I previously wrote about being intentional, but focused mostly on intentionality in execution.  Being intentional is also important in planning.  When planning a new product or the implementation of a feature, it is important to explicitly consider all aspects.  It can be a temptation to move past the hard problems too quickly.  “We’ll get back to that later.”  Doing this can be disastrous.  It is important to note that the decision on how to solve a hard problem *will* be made.  It can be made up front in a thoughtful way, or it can be made on the fly at a later date, but it will be made.  Putting off the hard decisions merely makes it more likely that they will be made on the fly.

This advice may seem obvious, but people don’t always follow it.  For critical-path decisions, people know better than to leave them for later.  It is the difficult peripheral issues that are sometimes left undecided.  The boundaries between two modules might be such a place.  The decisions on how to implement the module will certainly be decided, but might the way it is extended by or interacts with others be left for later? 

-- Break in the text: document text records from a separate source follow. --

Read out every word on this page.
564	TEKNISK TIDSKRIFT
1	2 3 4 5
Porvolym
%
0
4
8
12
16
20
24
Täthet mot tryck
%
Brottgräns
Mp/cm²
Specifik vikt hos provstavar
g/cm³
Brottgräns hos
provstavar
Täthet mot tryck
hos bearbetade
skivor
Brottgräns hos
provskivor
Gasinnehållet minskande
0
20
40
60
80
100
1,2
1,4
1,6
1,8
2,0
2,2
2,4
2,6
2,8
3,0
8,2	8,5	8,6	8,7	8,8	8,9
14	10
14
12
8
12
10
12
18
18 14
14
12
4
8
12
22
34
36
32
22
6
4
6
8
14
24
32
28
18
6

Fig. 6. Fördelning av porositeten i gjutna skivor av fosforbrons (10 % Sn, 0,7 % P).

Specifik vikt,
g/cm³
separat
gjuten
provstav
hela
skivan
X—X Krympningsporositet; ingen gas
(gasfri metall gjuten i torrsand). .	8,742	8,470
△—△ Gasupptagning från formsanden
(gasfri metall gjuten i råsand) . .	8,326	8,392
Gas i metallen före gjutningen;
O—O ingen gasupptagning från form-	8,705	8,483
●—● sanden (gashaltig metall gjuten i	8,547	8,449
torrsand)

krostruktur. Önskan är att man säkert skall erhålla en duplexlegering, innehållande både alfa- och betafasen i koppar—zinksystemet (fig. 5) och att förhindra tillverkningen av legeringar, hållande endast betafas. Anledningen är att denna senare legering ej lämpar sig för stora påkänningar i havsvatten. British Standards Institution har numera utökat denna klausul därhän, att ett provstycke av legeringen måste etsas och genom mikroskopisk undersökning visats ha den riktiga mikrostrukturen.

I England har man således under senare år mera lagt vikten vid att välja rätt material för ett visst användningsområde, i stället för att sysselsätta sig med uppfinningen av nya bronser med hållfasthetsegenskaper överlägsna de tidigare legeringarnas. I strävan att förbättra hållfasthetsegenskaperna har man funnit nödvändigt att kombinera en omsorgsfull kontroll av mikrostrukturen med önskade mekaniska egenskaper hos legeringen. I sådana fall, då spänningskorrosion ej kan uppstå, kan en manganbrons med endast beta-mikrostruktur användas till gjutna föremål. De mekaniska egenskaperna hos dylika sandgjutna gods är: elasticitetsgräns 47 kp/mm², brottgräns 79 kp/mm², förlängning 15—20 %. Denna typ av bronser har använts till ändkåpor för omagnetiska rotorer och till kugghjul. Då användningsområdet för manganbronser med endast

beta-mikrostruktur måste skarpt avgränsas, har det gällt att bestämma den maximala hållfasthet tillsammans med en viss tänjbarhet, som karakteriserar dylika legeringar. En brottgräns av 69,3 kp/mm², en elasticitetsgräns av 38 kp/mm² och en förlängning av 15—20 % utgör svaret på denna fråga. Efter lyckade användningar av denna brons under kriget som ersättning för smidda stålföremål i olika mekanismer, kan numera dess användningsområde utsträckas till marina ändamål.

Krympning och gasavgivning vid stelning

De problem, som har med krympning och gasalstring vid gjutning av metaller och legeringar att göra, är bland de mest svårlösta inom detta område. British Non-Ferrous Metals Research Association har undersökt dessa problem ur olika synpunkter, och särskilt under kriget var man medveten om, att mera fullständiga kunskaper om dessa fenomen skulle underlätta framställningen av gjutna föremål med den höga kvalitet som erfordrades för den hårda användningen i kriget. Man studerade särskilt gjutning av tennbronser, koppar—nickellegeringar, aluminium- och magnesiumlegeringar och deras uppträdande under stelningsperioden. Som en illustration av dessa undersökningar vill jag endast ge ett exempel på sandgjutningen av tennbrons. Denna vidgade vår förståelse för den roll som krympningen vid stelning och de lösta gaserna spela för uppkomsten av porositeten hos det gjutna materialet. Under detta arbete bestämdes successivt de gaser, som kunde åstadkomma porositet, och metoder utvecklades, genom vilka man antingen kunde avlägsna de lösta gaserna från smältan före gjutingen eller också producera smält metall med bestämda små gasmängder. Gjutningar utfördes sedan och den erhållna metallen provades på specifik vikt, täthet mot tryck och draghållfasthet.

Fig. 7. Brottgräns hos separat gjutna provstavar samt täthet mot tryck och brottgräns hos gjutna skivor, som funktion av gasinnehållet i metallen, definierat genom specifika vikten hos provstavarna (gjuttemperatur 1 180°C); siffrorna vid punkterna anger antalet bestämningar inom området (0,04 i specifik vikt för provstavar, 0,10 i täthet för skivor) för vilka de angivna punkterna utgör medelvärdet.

I recall working on a feature for WindowsMe (this feature never shipped) which allowed video playback to be conditioned on some criteria.  Perhaps the parental levels were too high or the rights were not present to play a piece of video.  In that case, this feature would recognize this fact and stop playback.  The developer responsible for this feature had created a complex infrastructure with plug-in providers and a great signaling mechanism.  I was brought in to test the project late and took over from someone else.  After looking at the documentation and playing around with it for a bit, I thought I understood what was going on, but there was one part that confused me.  I went to the developer and asked him what happened when he sent the message that playback should stop.  Who listened to this event?  His response was that he didn’t know.  This hadn’t been specified.  Stop the presses!  Here we had a conditional playback system that was just shouting at the wind, hoping someone would hear it and do the right thing.  The developer of this system as well as the developer of the playback pipeline had both written fine pieces of software, but one detail hadn’t been intentionally planned and the end to end feature would not work.  Admittedly this is an extreme case, but similar things happen on a less obvious scale if people are not careful to plan intentionally.

It isn’t always that the decisions are considered unimportant.  It is that time runs out.  When a hard decision is bypassed because it takes too long to decide, the chances of circling back to it before time pressure says coding has to start is high.  It is better to take the time to make the hard decision up front and leave the easier decisions to be made on the fly.  Acknowledge that there may not be enough time to do all the planning desired.  There never is.  Then decide on the most critical items first.  Be intentional about what is and is not going to get planned.  This way the unplanned items end up being those that are most conducive to being planned on the fly.

In short: Tackle the hard issues early.  If you wait, they will be decided in a default/easy way.  If the issue was hard to decide up front, it will never be decided well in the midst of coding.